Using a whole to refer to just a part of it.

  • "The world is watching." — The world means a particular audience or group of people.
  • "England won the match." — England refers to the national team, not every citizen.
  • "The White House issued a statement." — The building represents the administration.
  • "Hollywood doesn't make films like that anymore." — Hollywood stands for the film industry.
  • "Wall Street is nervous today." — The street refers to financial institutions.
  • "The Pentagon confirmed the report." — The building means the U.S. Department of Defense.
  • "Washington is divided on the issue." — Washington represents the federal government.
  • "Silicon Valley is investing heavily in AI." — The region means the tech industry.

Material for Object

Referring to an object by the material it is made from.

  • "He drew his steel." — Steel refers to a sword.
  • "She clutched the ivory keys." — Ivory refers to piano keys.
  • "Pass the silver, please." — Silver means silverware.
  • "She wore her finest silks." — Silks refers to silk garments.
  • "The rubber hit the road." — Rubber refers to tires.
  • "He picked up the pigskin." — Pigskin means a football.
  • "She raised the glass." — Glass refers to a drinking vessel.
  • "He pressed lead to paper." — Lead refers to a pencil.

Genus for Species (and Vice Versa)

Using a broader category for a specific thing, or a specific thing for a broader category.

  • "A creature emerged from the shadows." — Creature instead of a specific animal.
  • "Can you hand me a Kleenex?" — A brand name used for any tissue.
  • "I need to Xerox this." — A brand name used for photocopying in general.
  • "She drives a BMW." — A specific brand standing for luxury cars generally.
  • "The law is on our side." — Law stands for the entire legal system.
  • "He earns his bread as a carpenter." — Bread represents all food or livelihood.
  • "Give us this day our daily bread." — Bread stands for sustenance, survival, all needs.

Synecdoche in Literature

Great writers use synecdoche to compress meaning, sharpen imagery, and create memorable phrases. Here are some of the most notable examples from literature:

  • "Take thy face hence."

    Shakespeare, Macbeth

    Face stands for the whole person — Macbeth is telling a servant to leave.

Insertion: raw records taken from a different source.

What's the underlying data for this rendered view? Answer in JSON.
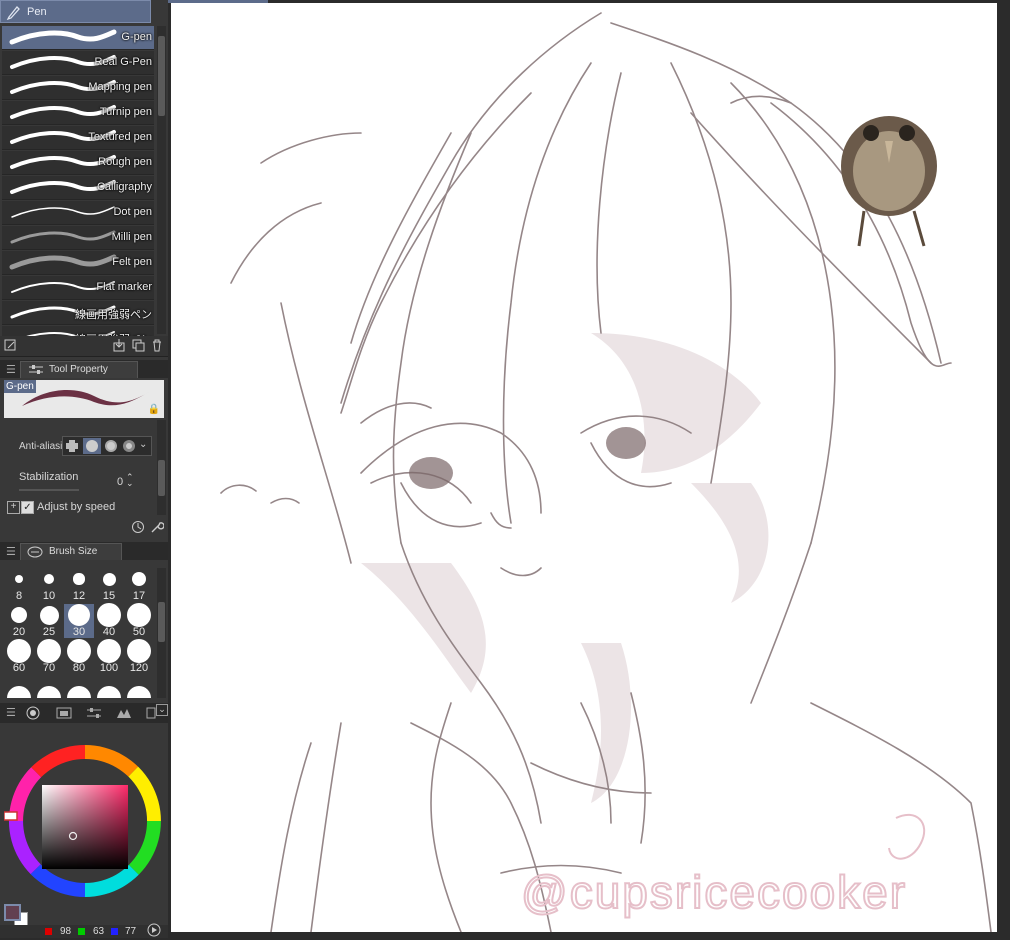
{
  "pen_tab": {
    "label": "Pen",
    "icon": "pen-icon"
  },
  "brushes": [
    {
      "name": "G-pen",
      "selected": true
    },
    {
      "name": "Real G-Pen"
    },
    {
      "name": "Mapping pen"
    },
    {
      "name": "Turnip pen"
    },
    {
      "name": "Textured pen"
    },
    {
      "name": "Rough pen"
    },
    {
      "name": "Calligraphy"
    },
    {
      "name": "Dot pen"
    },
    {
      "name": "Milli pen"
    },
    {
      "name": "Felt pen"
    },
    {
      "name": "Flat marker"
    },
    {
      "name": "線画用強弱ペン"
    },
    {
      "name": "線画用強弱ペン"
    }
  ],
  "tool_property": {
    "tab_label": "Tool Property",
    "preview_label": "G-pen",
    "anti_alias_label": "Anti-aliasi",
    "stabilization_label": "Stabilization",
    "stabilization_value": "0",
    "adjust_by_speed_label": "Adjust by speed",
    "adjust_by_speed_checked": true
  },
  "brush_size": {
    "tab_label": "Brush Size",
    "sizes": [
      "8",
      "10",
      "12",
      "15",
      "17",
      "20",
      "25",
      "30",
      "40",
      "50",
      "60",
      "70",
      "80",
      "100",
      "120"
    ],
    "selected": "30"
  },
  "color": {
    "r": "98",
    "g": "63",
    "b": "77",
    "main_hex": "#624050",
    "hue_hex": "#ff2a6a"
  },
  "watermark": "@cupsricecooker"
}
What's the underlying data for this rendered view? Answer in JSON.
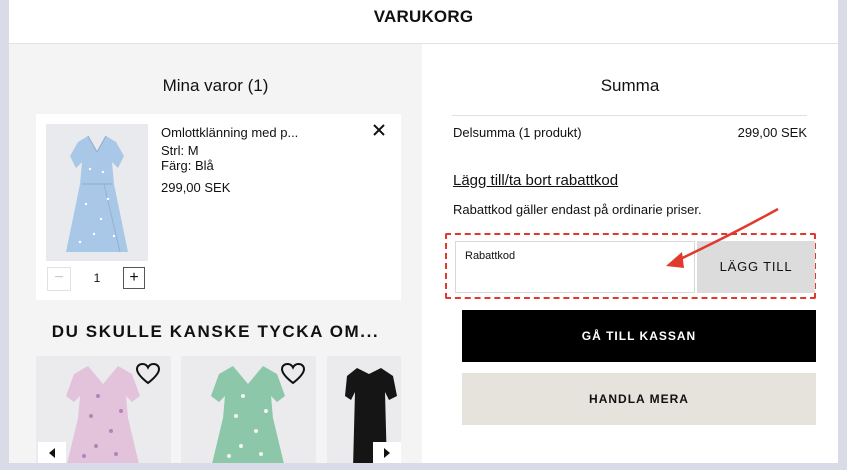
{
  "header": {
    "title": "VARUKORG"
  },
  "cart": {
    "title": "Mina varor (1)",
    "item": {
      "name": "Omlottklänning med p...",
      "size": "Strl: M",
      "color": "Färg: Blå",
      "price": "299,00 SEK",
      "quantity": "1",
      "remove_icon": "close-icon",
      "minus_label": "−",
      "plus_label": "+"
    }
  },
  "recommendations": {
    "title": "DU SKULLE KANSKE TYCKA OM...",
    "nav_prev_icon": "arrow-left-icon",
    "nav_next_icon": "arrow-right-icon",
    "items": [
      {
        "image": "pink-floral-dress",
        "favorite_icon": "heart-icon"
      },
      {
        "image": "green-floral-dress",
        "favorite_icon": "heart-icon"
      },
      {
        "image": "black-dress"
      }
    ]
  },
  "summary": {
    "title": "Summa",
    "subtotal_label": "Delsumma (1 produkt)",
    "subtotal_value": "299,00 SEK",
    "discount_link": "Lägg till/ta bort rabattkod",
    "discount_note": "Rabattkod gäller endast på ordinarie priser.",
    "code_label": "Rabattkod",
    "code_value": "",
    "add_button": "LÄGG TILL",
    "checkout_button": "GÅ TILL KASSAN",
    "continue_button": "HANDLA MERA"
  },
  "colors": {
    "page_bg": "#d9dbe6",
    "panel_bg": "#f4f4f4",
    "checkout_bg": "#000000",
    "continue_bg": "#e6e3dd",
    "annotation_red": "#e03a2f"
  }
}
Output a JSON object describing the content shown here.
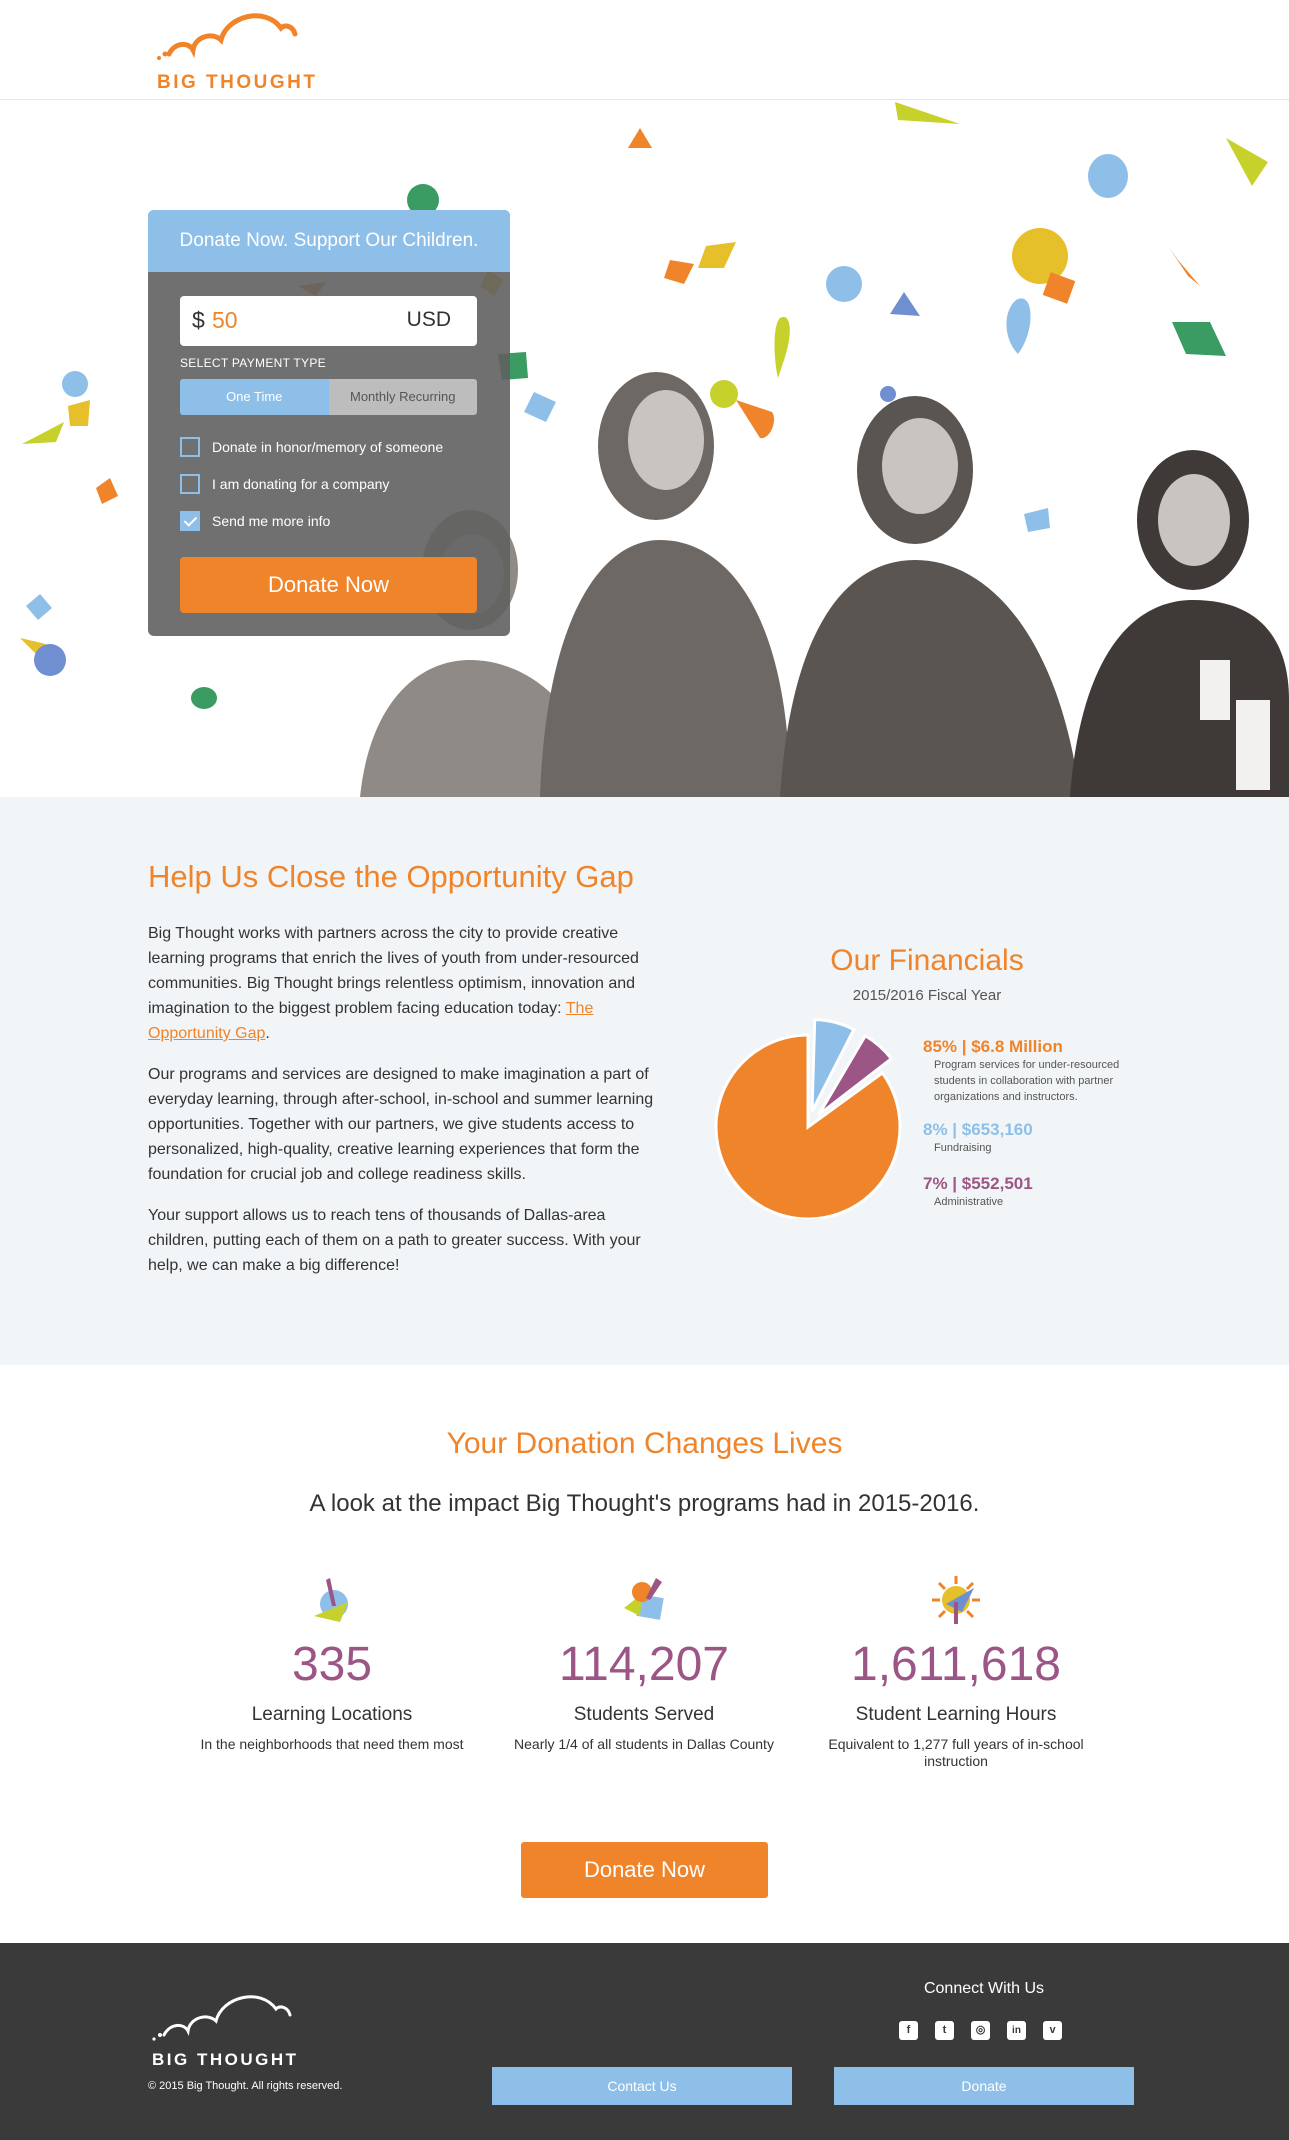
{
  "brand": {
    "name": "BIG THOUGHT",
    "accent": "#f0842a",
    "blue": "#8ebfe9",
    "purple": "#9c5686"
  },
  "donate_form": {
    "heading": "Donate Now. Support Our Children.",
    "currency_symbol": "$",
    "amount": "50",
    "currency": "USD",
    "payment_label": "SELECT PAYMENT TYPE",
    "payment_options": [
      "One Time",
      "Monthly Recurring"
    ],
    "selected_payment": "One Time",
    "checkboxes": [
      {
        "label": "Donate in honor/memory of someone",
        "checked": false
      },
      {
        "label": "I am donating for a company",
        "checked": false
      },
      {
        "label": "Send me more info",
        "checked": true
      }
    ],
    "submit_label": "Donate Now"
  },
  "opportunity": {
    "title": "Help Us Close the Opportunity Gap",
    "para1": "Big Thought works with partners across the city to provide creative learning programs that enrich the lives of youth from under-resourced communities. Big Thought brings relentless optimism, innovation and imagination to the biggest problem facing education today: ",
    "para1_link": "The Opportunity Gap",
    "para1_end": ".",
    "para2": "Our programs and services are designed to make imagination a part of everyday learning, through after-school, in-school and summer learning opportunities. Together with our partners, we give students access to personalized, high-quality, creative learning experiences that form the foundation for crucial job and college readiness skills.",
    "para3": "Your support allows us to reach tens of thousands of Dallas-area children, putting each of them on a path to greater success. With your help, we can make a big difference!"
  },
  "financials": {
    "title": "Our Financials",
    "subtitle": "2015/2016 Fiscal Year",
    "items": [
      {
        "headline": "85% | $6.8 Million",
        "desc": "Program services for under-resourced students in collaboration with partner organizations and instructors.",
        "color": "#f0842a"
      },
      {
        "headline": "8% | $653,160",
        "desc": "Fundraising",
        "color": "#8ebfe9"
      },
      {
        "headline": "7% | $552,501",
        "desc": "Administrative",
        "color": "#9c5686"
      }
    ]
  },
  "chart_data": {
    "type": "pie",
    "title": "Our Financials",
    "subtitle": "2015/2016 Fiscal Year",
    "categories": [
      "Program services",
      "Fundraising",
      "Administrative"
    ],
    "values": [
      85,
      8,
      7
    ],
    "colors": [
      "#f0842a",
      "#8ebfe9",
      "#9c5686"
    ]
  },
  "impact": {
    "title": "Your Donation Changes Lives",
    "subtitle": "A look at the impact Big Thought's programs had in 2015-2016.",
    "stats": [
      {
        "number": "335",
        "label": "Learning Locations",
        "desc": "In the neighborhoods that need them most",
        "icon": "paint-splash-icon"
      },
      {
        "number": "114,207",
        "label": "Students Served",
        "desc": "Nearly 1/4 of all students in Dallas County",
        "icon": "shapes-icon"
      },
      {
        "number": "1,611,618",
        "label": "Student Learning Hours",
        "desc": "Equivalent to 1,277 full years of in-school instruction",
        "icon": "sun-icon"
      }
    ],
    "cta": "Donate Now"
  },
  "footer": {
    "brand": "BIG THOUGHT",
    "copyright": "© 2015 Big Thought. All rights reserved.",
    "connect": "Connect With Us",
    "socials": [
      "facebook-icon",
      "twitter-icon",
      "instagram-icon",
      "linkedin-icon",
      "vimeo-icon"
    ],
    "social_glyphs": [
      "f",
      "t",
      "◎",
      "in",
      "v"
    ],
    "contact_label": "Contact Us",
    "donate_label": "Donate"
  }
}
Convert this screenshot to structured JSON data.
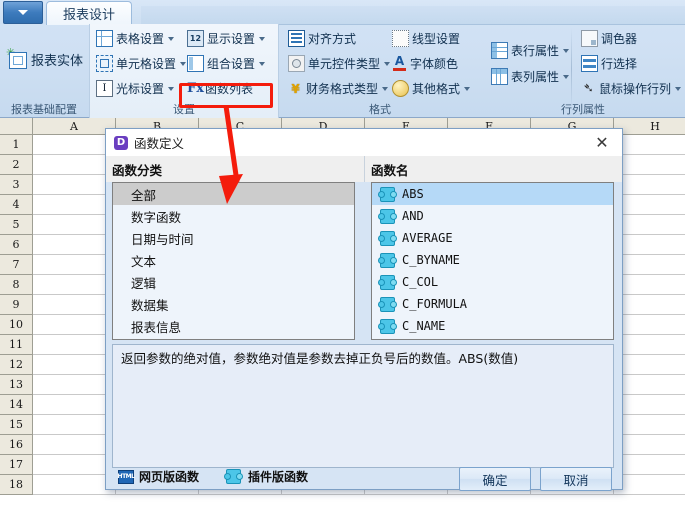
{
  "window": {
    "app_button_icon": "caret-down-icon",
    "tab": {
      "label": "报表设计"
    }
  },
  "ribbon": {
    "groups": [
      {
        "name": "报表基础配置",
        "big_item": {
          "label": "报表实体",
          "icon": "report-entity-icon"
        },
        "items": []
      },
      {
        "name": "设置",
        "items": [
          {
            "label": "表格设置",
            "icon": "table-grid-icon",
            "dropdown": true
          },
          {
            "label": "单元格设置",
            "icon": "cell-icon",
            "dropdown": true
          },
          {
            "label": "光标设置",
            "icon": "text-cursor-icon",
            "dropdown": true
          },
          {
            "label": "显示设置",
            "icon": "number-12-icon",
            "dropdown": true
          },
          {
            "label": "组合设置",
            "icon": "combo-icon",
            "dropdown": true
          },
          {
            "label": "函数列表",
            "icon": "fx-icon",
            "dropdown": false,
            "highlighted": true
          }
        ]
      },
      {
        "name": "格式",
        "items": [
          {
            "label": "对齐方式",
            "icon": "align-icon",
            "dropdown": false
          },
          {
            "label": "单元控件类型",
            "icon": "control-type-icon",
            "dropdown": true
          },
          {
            "label": "财务格式类型",
            "icon": "yen-currency-icon",
            "dropdown": true
          },
          {
            "label": "线型设置",
            "icon": "line-style-icon",
            "dropdown": false
          },
          {
            "label": "字体颜色",
            "icon": "font-color-icon",
            "dropdown": false
          },
          {
            "label": "其他格式",
            "icon": "lightbulb-icon",
            "dropdown": true
          }
        ]
      },
      {
        "name": "行列属性",
        "items": [
          {
            "label": "表行属性",
            "icon": "table-row-icon",
            "dropdown": true
          },
          {
            "label": "表列属性",
            "icon": "table-column-icon",
            "dropdown": true
          },
          {
            "label": "调色器",
            "icon": "palette-icon",
            "dropdown": false
          },
          {
            "label": "行选择",
            "icon": "row-select-icon",
            "dropdown": false
          },
          {
            "label": "鼠标操作行列",
            "icon": "mouse-pointer-icon",
            "dropdown": true
          }
        ]
      }
    ]
  },
  "sheet": {
    "columns": [
      "A",
      "B",
      "C",
      "D",
      "E",
      "F",
      "G",
      "H"
    ],
    "rows": [
      "1",
      "2",
      "3",
      "4",
      "5",
      "6",
      "7",
      "8",
      "9",
      "10",
      "11",
      "12",
      "13",
      "14",
      "15",
      "16",
      "17",
      "18"
    ]
  },
  "dialog": {
    "title": "函数定义",
    "logo_letter": "D",
    "close_icon": "close-icon",
    "left_header": "函数分类",
    "right_header": "函数名",
    "categories": [
      {
        "label": "全部",
        "selected": true
      },
      {
        "label": "数字函数",
        "selected": false
      },
      {
        "label": "日期与时间",
        "selected": false
      },
      {
        "label": "文本",
        "selected": false
      },
      {
        "label": "逻辑",
        "selected": false
      },
      {
        "label": "数据集",
        "selected": false
      },
      {
        "label": "报表信息",
        "selected": false
      }
    ],
    "functions": [
      {
        "label": "ABS",
        "selected": true
      },
      {
        "label": "AND",
        "selected": false
      },
      {
        "label": "AVERAGE",
        "selected": false
      },
      {
        "label": "C_BYNAME",
        "selected": false
      },
      {
        "label": "C_COL",
        "selected": false
      },
      {
        "label": "C_FORMULA",
        "selected": false
      },
      {
        "label": "C_NAME",
        "selected": false
      }
    ],
    "description": "返回参数的绝对值，参数绝对值是参数去掉正负号后的数值。ABS(数值)",
    "footer": {
      "web_functions": {
        "label": "网页版函数",
        "icon": "html-icon"
      },
      "plugin_functions": {
        "label": "插件版函数",
        "icon": "puzzle-icon"
      },
      "ok": "确定",
      "cancel": "取消"
    }
  },
  "annotation": {
    "arrow_color": "#f41c0c",
    "highlight_color": "#f41c0c"
  }
}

  • "Friends, Romans, countrymen, lend me your ears."

    Shakespeare, Julius Caesar

    Ears represent attention. One of the most famous synecdoches in English literature.

  • "In the sweat of thy face shalt thou eat bread."

    Genesis 3:19 (King James Bible)

    Face for body, bread for food — two synecdoches in one sentence.

  • "The Western wave was all a-flame."

    Coleridge, The Rime of the Ancient Mariner

    Wave represents the entire ocean.

  • "I should have been a pair of ragged claws / Scuttling across the floors of silent seas."

    T.S. Eliot, The Love Song of J. Alfred Prufrock

    Claws represent the whole crab — the speaker reduces himself to a single, scuttling part.

  • "Not marble, nor the gilded monuments / Of princes, shall outlive this powerful rhyme."

    Shakespeare, Sonnet 55

    Marble and gilded monuments stand for all forms of material legacy.

How to Use Synecdoche in Your Fiction

Choose the most vivid part

The power of synecdoche lies in which part you select. "Fifty heads in the audience" is functional. "Fifty pairs of eyes staring back at her" is vivid and slightly menacing. The part you choose carries connotation — it tells the reader what matters in the scene.

Use it to reveal character perspective

A soldier might call enemies "rifles." A painter might describe a crowd as "a sea of faces." A mechanic sees "a nice set of pipes" where you see a car. When your synecdoches come from your character's worldview, they deepen characterization without exposition.

Don't overdo it

Synecdoche is most effective when used sparingly. A single well-chosen synecdoche in a scene can be more powerful than a paragraph of literal description. If every sentence substitutes parts for wholes, the prose becomes mannered and hard to follow.

Avoid cliched synecdoches

"Boots on the ground" and "all hands on deck" are so familiar they've lost their figurative energy. Challenge yourself to find fresh part-whole substitutions that are specific to your story's world and characters.